Charge Transfer-Induced Torsional Dynamics in the Excited State of 2,6-Bis(diphenylamino)anthraquinone

Abstract

Intramolecular charge transfer (ICT) in a multibranched pushpull chromophore is a key photophysical process which is attracting attention due to its relevance to the development of highly efficient organic light-emitting diodes, but the excited-state dynamics of multibranched pushpull chromophores is still unclear. Here, using femtosecond transient absorption spectroscopy and singular value decomposition analysis, we studied the excited state dynamics of 2,6-bis(diphenylamino)anthraquinone (DPA-AQ-DPA), which contains two diphenylamino (DPA) groups as electron-donors (D) and anthraquinone (AQ) as an electron-acceptor (A) and is a candidate for an efficient red TADF (thermally activated delayed fluorescence) emitter. The emission of DPA-AQ-DPA exhibits large Stokes shifts with increasing solvent polarity, indicating that the emission can be attributed to an ICT process. The charge separated (CS) state formed by ICT undergoes torsional dynamics, involving twisting between D and A, resulting in the formation of a twisted charge separated state (CStwisting). This twisting reaction between D and A is accelerated in high-polarity solvents compared with that in low-polarity solvents. Such faster CT-induced torsional dynamics in high-polarity solvents is explained in terms of the localization of ICT on one of two ICT branches, suggesting that DPA-AQ-DPA in localized CStwisting formed in high-polarity solvents has two different dihedral angles between a single A group and two D groups. On the other hand, with increasing solvent polarity, the CS and CStwisting states of DPA-AQ-DPA become stabilized, making their energy levels considerably lower than that of (3)(pi,pi*), consequently blocking the formation of the triplet excited state and TADF in a high-polarity solvent such as acetonitrile. By contrast, the energy levels of CS and CStwisting states in a low-polarity solvent, such as diethyl ether, are higher than that of (3)(pi,pi*), allowing for deactivation into (3)DPA-AQ-DPA* through intersystem crossing.
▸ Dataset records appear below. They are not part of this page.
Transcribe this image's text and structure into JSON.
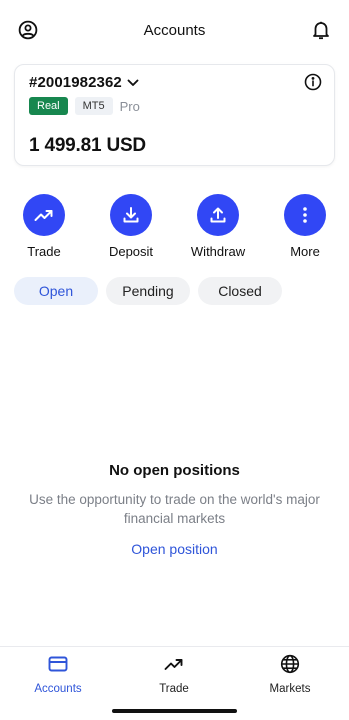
{
  "header": {
    "title": "Accounts",
    "left_icon": "user-circle-icon",
    "right_icon": "bell-icon"
  },
  "account": {
    "id": "#2001982362",
    "type_badge": "Real",
    "platform_badge": "MT5",
    "tier": "Pro",
    "balance": "1 499.81 USD",
    "colors": {
      "real_badge": "#17874f"
    }
  },
  "actions": [
    {
      "label": "Trade",
      "icon": "trend-up-icon"
    },
    {
      "label": "Deposit",
      "icon": "download-icon"
    },
    {
      "label": "Withdraw",
      "icon": "upload-icon"
    },
    {
      "label": "More",
      "icon": "more-vertical-icon"
    }
  ],
  "tabs": [
    {
      "label": "Open",
      "active": true
    },
    {
      "label": "Pending",
      "active": false
    },
    {
      "label": "Closed",
      "active": false
    }
  ],
  "empty_state": {
    "title": "No open positions",
    "description": "Use the opportunity to trade on the world's major financial markets",
    "link": "Open position"
  },
  "bottom_nav": [
    {
      "label": "Accounts",
      "icon": "card-icon",
      "active": true
    },
    {
      "label": "Trade",
      "icon": "trend-up-icon",
      "active": false
    },
    {
      "label": "Markets",
      "icon": "globe-icon",
      "active": false
    }
  ],
  "colors": {
    "accent": "#3147f5",
    "link": "#2f55d9"
  }
}
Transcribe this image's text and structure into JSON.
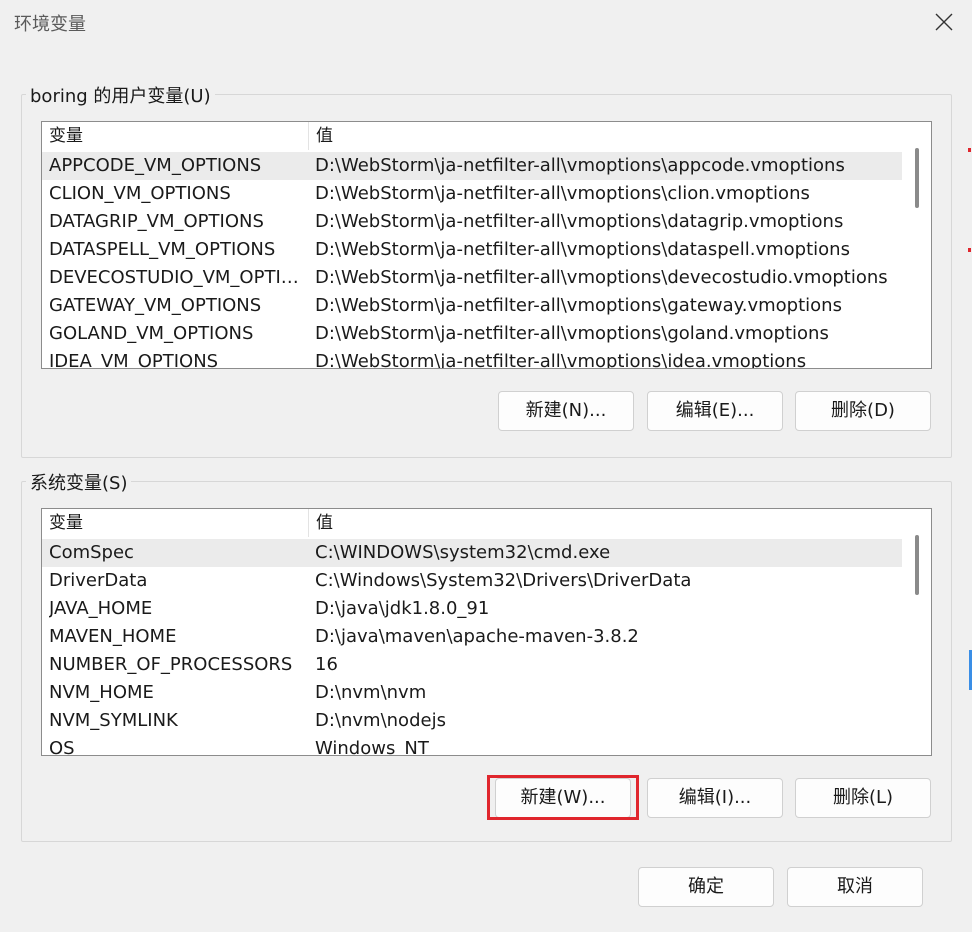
{
  "window": {
    "title": "环境变量",
    "close_icon": "close-icon"
  },
  "user_vars": {
    "group_label": "boring 的用户变量(U)",
    "columns": {
      "name": "变量",
      "value": "值"
    },
    "rows": [
      {
        "name": "APPCODE_VM_OPTIONS",
        "value": "D:\\WebStorm\\ja-netfilter-all\\vmoptions\\appcode.vmoptions"
      },
      {
        "name": "CLION_VM_OPTIONS",
        "value": "D:\\WebStorm\\ja-netfilter-all\\vmoptions\\clion.vmoptions"
      },
      {
        "name": "DATAGRIP_VM_OPTIONS",
        "value": "D:\\WebStorm\\ja-netfilter-all\\vmoptions\\datagrip.vmoptions"
      },
      {
        "name": "DATASPELL_VM_OPTIONS",
        "value": "D:\\WebStorm\\ja-netfilter-all\\vmoptions\\dataspell.vmoptions"
      },
      {
        "name": "DEVECOSTUDIO_VM_OPTIO...",
        "value": "D:\\WebStorm\\ja-netfilter-all\\vmoptions\\devecostudio.vmoptions"
      },
      {
        "name": "GATEWAY_VM_OPTIONS",
        "value": "D:\\WebStorm\\ja-netfilter-all\\vmoptions\\gateway.vmoptions"
      },
      {
        "name": "GOLAND_VM_OPTIONS",
        "value": "D:\\WebStorm\\ja-netfilter-all\\vmoptions\\goland.vmoptions"
      },
      {
        "name": "IDEA_VM_OPTIONS",
        "value": "D:\\WebStorm\\ja-netfilter-all\\vmoptions\\idea.vmoptions"
      }
    ],
    "buttons": {
      "new": "新建(N)...",
      "edit": "编辑(E)...",
      "delete": "删除(D)"
    }
  },
  "system_vars": {
    "group_label": "系统变量(S)",
    "columns": {
      "name": "变量",
      "value": "值"
    },
    "rows": [
      {
        "name": "ComSpec",
        "value": "C:\\WINDOWS\\system32\\cmd.exe"
      },
      {
        "name": "DriverData",
        "value": "C:\\Windows\\System32\\Drivers\\DriverData"
      },
      {
        "name": "JAVA_HOME",
        "value": "D:\\java\\jdk1.8.0_91"
      },
      {
        "name": "MAVEN_HOME",
        "value": "D:\\java\\maven\\apache-maven-3.8.2"
      },
      {
        "name": "NUMBER_OF_PROCESSORS",
        "value": "16"
      },
      {
        "name": "NVM_HOME",
        "value": "D:\\nvm\\nvm"
      },
      {
        "name": "NVM_SYMLINK",
        "value": "D:\\nvm\\nodejs"
      },
      {
        "name": "OS",
        "value": "Windows_NT"
      }
    ],
    "buttons": {
      "new": "新建(W)...",
      "edit": "编辑(I)...",
      "delete": "删除(L)"
    }
  },
  "footer": {
    "ok": "确定",
    "cancel": "取消"
  },
  "colors": {
    "highlight_border": "#e0262d",
    "selected_row": "#ebebeb"
  }
}
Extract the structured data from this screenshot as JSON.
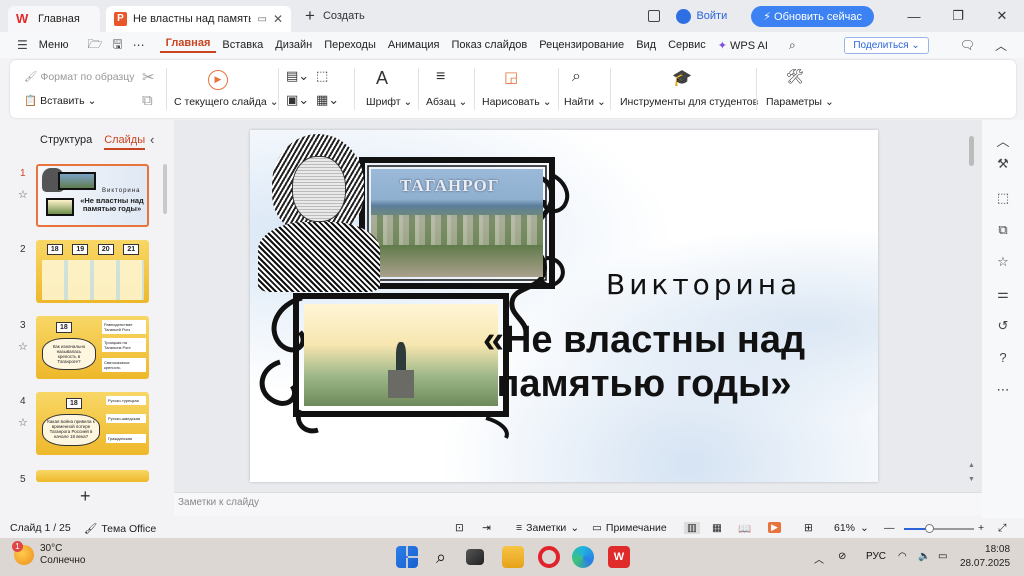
{
  "titlebar": {
    "home_tab": "Главная",
    "doc_tab": "Не властны над памятью го,",
    "new_tab": "Создать",
    "login": "Войти",
    "upgrade": "Обновить сейчас"
  },
  "menubar": {
    "menu": "Меню",
    "items": [
      "Главная",
      "Вставка",
      "Дизайн",
      "Переходы",
      "Анимация",
      "Показ слайдов",
      "Рецензирование",
      "Вид",
      "Сервис",
      "WPS AI"
    ],
    "share": "Поделиться"
  },
  "ribbon": {
    "format_painter": "Формат по образцу",
    "paste": "Вставить",
    "from_current": "С текущего слайда",
    "font": "Шрифт",
    "paragraph": "Абзац",
    "draw": "Нарисовать",
    "find": "Найти",
    "student_tools": "Инструменты для студентов",
    "parameters": "Параметры"
  },
  "left_panel": {
    "tab_structure": "Структура",
    "tab_slides": "Слайды",
    "slide_numbers": [
      "1",
      "2",
      "3",
      "4",
      "5"
    ]
  },
  "slide": {
    "caption": "ТАГАНРОГ",
    "subtitle": "Викторина",
    "title_line1": "«Не властны над",
    "title_line2": "памятью годы»"
  },
  "thumbs": {
    "t1_sub": "Викторина",
    "t1_title": "«Не властны над памятью годы»",
    "t2_cols": [
      "18",
      "19",
      "20",
      "21"
    ],
    "t3_num": "18",
    "t3_q": "Как изначально называлась крепость в Таганроге?",
    "t3_a1": "Равноденствие Таганьей Рогз",
    "t3_a2": "Троицкая на Таганьем Роге",
    "t3_a3": "Святоказачья крепость",
    "t4_num": "18",
    "t4_q": "Какая война привела к временной потере Таганрога Россией в начале 18 века?",
    "t4_a1": "Русско-турецкая",
    "t4_a2": "Русско-шведская",
    "t4_a3": "Гражданская"
  },
  "notes_placeholder": "Заметки к слайду",
  "status": {
    "slide_counter": "Слайд 1 / 25",
    "theme": "Тема Office",
    "notes": "Заметки",
    "comment": "Примечание",
    "zoom": "61%",
    "zoom_fraction": 0.35
  },
  "taskbar": {
    "temperature": "30°C",
    "weather": "Солнечно",
    "badge": "1",
    "lang": "РУС",
    "time": "18:08",
    "date": "28.07.2025"
  },
  "colors": {
    "accent": "#c8451f",
    "upgrade_btn": "#3d82f2",
    "thumb_yellow": "#f3c53a"
  }
}
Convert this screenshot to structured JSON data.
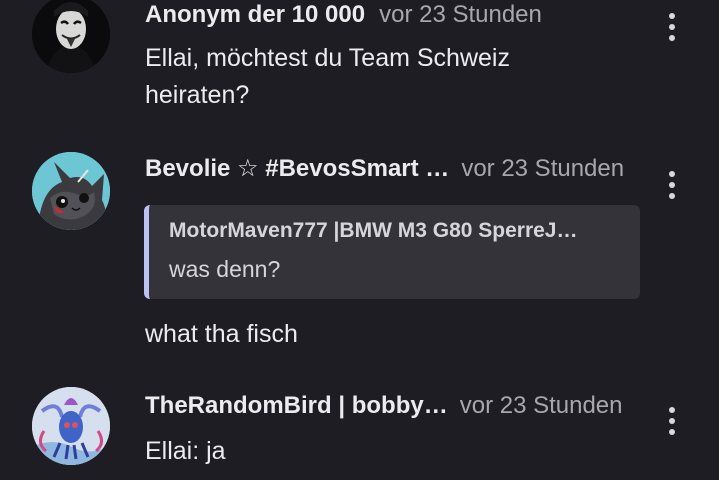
{
  "comments": [
    {
      "author": "Anonym der 10 000",
      "time": "vor 23 Stunden",
      "text_lines": [
        "Ellai, möchtest du Team Schweiz",
        "heiraten?"
      ],
      "avatar": "anonymous-mask-icon"
    },
    {
      "author": "Bevolie ☆ #BevosSmart …",
      "time": "vor 23 Stunden",
      "quote": {
        "author": "MotorMaven777 |BMW M3 G80 SperreJ…",
        "text": "was denn?"
      },
      "text": "what tha fisch",
      "avatar": "cartoon-cat-avatar"
    },
    {
      "author": "TheRandomBird | bobby…",
      "time": "vor 23 Stunden",
      "text": "Ellai: ja",
      "avatar": "blue-creature-avatar"
    }
  ],
  "colors": {
    "background": "#1e1d23",
    "quote_background": "#34333a",
    "quote_accent": "#bcc1f7",
    "muted_text": "#a7a7ad"
  }
}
This result indicates that the energy levels of CS and CStwisting states can be adjusted by controlling aspects of the local environment, such as solvents, so that intersystem crossing can be either inhibited or promoted. In other words, the energy gap (Delta E-ST) between the lowest singlet and triplet excited states for DPA-AQ-DPA can be regulated by changing the solvent polarity.